O presidente do Governo dos Açores afirmou esta segunda-feira que escreveu ao primeiro-ministro a pedir esclarecimentos sobre o «alegado interesse» dos Estados Unidos na base militar de Beja, quando não está «devidamente resolvida» a questão das Lajes.

Vasco Cordeiro revelou, em declarações aos jornalistas em Ponta Delgada, que enviou a carta a Passos Coelho hoje de manhã, colocando ao primeiro-ministro «as questões que para os Açores são relevantes neste âmbito».

«Em primeiro ligar, a existência ou não desses contactos. Em segundo lugar, a ligação que podem ter com as tomadas posição do Governo português sobre a base das Lajes. E em terceiro lugar, e por último, se o Governo português entende que é possível conceder facilidades aos EUA noutras infraestruturas militares em qualquer ponto do território nacional enquanto não estiver devidamente resolvida a situação da base das Lajes», explicou.

O objetivo da carta é «clarificar esta questão», embora o executivo regional não tenha «receios particulares», dada a forma como os dois governos se têm articulado no dossiê das Lajes, assegurou Vasco Cordeiro, depois de ter sido questionado sobre se os Açores receiam que a base de Beja possa vir a ser uma «moeda de troca» pela possível diminuição do contingente norte-americano nas Lajes.

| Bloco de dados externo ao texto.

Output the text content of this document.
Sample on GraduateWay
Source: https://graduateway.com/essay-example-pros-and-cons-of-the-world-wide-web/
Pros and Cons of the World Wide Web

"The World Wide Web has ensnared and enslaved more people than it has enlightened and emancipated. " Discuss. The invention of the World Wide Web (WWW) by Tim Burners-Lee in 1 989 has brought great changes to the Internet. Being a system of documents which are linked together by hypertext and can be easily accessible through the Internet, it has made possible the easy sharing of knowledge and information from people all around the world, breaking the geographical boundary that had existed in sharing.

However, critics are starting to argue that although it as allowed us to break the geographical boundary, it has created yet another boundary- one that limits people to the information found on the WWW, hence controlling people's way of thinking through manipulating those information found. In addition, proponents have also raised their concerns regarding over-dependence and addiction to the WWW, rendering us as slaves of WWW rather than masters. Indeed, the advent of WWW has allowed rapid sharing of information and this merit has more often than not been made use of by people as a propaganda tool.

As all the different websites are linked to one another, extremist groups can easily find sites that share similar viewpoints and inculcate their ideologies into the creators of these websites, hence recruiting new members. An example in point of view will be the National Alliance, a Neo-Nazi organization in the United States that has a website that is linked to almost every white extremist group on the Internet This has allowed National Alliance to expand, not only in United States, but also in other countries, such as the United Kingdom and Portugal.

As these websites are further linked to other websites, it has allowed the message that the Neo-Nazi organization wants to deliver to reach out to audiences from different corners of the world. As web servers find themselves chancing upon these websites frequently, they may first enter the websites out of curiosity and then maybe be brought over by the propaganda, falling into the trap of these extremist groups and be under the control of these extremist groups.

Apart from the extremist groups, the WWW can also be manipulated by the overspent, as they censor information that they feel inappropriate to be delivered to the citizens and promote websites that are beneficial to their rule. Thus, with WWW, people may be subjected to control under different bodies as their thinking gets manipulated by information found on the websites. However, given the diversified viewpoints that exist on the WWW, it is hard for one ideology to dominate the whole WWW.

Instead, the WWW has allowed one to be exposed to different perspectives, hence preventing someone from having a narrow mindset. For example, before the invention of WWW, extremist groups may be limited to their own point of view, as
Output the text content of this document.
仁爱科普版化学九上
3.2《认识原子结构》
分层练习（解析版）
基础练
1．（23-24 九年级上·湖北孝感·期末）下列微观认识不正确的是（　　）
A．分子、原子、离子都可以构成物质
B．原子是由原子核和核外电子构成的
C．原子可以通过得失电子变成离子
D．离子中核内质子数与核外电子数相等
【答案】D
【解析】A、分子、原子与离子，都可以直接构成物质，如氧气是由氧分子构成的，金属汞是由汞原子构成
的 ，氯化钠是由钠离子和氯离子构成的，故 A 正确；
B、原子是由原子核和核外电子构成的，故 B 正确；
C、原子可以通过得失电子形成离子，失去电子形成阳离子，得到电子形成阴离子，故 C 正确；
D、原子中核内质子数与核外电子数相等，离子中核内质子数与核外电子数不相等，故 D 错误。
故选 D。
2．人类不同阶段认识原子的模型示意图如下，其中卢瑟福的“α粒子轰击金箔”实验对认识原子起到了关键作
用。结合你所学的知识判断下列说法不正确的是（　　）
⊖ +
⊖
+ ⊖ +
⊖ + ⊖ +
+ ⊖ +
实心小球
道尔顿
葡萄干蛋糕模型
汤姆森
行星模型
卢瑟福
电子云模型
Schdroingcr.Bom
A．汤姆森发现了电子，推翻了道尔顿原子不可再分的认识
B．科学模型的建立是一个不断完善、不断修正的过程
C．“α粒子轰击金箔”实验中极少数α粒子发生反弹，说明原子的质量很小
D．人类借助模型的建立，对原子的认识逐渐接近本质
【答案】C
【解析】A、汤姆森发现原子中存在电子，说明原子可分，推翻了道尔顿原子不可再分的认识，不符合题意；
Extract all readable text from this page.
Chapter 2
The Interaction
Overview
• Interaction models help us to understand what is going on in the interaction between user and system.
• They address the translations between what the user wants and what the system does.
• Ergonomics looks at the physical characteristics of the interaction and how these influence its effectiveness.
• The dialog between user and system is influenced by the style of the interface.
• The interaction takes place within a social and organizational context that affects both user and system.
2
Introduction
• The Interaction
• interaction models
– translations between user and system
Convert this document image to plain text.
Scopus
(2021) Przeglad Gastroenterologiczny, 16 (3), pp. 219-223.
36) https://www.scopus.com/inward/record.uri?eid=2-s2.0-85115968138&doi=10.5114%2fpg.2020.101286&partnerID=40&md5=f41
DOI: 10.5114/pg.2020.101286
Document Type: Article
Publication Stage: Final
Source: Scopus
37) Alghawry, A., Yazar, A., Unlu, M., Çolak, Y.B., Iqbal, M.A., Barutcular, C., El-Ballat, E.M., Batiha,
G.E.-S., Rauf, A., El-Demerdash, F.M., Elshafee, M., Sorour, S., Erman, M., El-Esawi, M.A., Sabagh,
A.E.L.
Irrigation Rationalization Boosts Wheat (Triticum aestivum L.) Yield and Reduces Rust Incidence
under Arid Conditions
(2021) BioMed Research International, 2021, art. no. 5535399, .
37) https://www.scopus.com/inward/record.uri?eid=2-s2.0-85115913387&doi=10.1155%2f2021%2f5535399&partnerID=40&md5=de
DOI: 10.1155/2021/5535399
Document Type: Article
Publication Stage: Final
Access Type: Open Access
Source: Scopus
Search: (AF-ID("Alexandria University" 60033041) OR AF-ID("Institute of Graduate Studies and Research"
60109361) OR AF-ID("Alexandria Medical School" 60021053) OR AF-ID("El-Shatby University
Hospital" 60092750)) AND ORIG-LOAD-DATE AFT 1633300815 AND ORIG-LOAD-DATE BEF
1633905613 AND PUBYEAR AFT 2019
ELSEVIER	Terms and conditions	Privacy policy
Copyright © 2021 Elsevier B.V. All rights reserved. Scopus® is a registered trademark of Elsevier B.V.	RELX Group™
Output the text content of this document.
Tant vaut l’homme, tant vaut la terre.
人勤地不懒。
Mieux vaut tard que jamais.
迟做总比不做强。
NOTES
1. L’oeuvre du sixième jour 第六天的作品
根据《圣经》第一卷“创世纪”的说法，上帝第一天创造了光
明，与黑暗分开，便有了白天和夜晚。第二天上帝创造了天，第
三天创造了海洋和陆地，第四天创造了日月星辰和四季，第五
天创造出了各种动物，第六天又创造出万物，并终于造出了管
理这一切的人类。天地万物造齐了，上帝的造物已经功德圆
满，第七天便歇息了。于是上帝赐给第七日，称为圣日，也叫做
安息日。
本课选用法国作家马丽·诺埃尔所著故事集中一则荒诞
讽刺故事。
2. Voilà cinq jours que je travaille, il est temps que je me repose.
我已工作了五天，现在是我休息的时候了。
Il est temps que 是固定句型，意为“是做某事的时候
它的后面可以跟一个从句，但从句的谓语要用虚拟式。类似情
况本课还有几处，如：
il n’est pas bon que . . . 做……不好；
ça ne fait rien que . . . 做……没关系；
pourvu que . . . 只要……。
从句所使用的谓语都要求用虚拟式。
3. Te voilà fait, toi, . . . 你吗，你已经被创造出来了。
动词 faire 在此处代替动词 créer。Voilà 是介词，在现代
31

«Mas julgo que é compreensível que o Governo Regional entenda ser sua obrigação, sobretudo depois das notícias que vieram a público, clarificar esta quetsão. É apenas neste âmbito que o assunto se coloca e queremos acreditar, por todos os testemunhos de interesse, de atenção e de cuidado que o Governo da República tem colocado no tratamento da questão, que não há motivos para receios», afirmou.

Vasco Cordeiro disse que «oficalmente o Governo dos Açores» não foi informado do alegado interesse dos EUA em usar a base militar de Beja, como noticiaram no sábado os jornais «Público» e «Expresso».

O presidente do executvo açoriano falava após uma reunião com os deputados da comissão de Política Geral do parlamento dos Açores para os informar das diligências que têm sido tomadas pelos governos nacional e regional em relação às Lajes e que são «fundamentalmente contactos com entidades políticas norte-americanas no sentido de salvaguardar a base das Lajes no contexto da relação diplomática» que existe entre Portugal e os Estados Unidos e na qual o arquipélago tem sido «a pedra basilar».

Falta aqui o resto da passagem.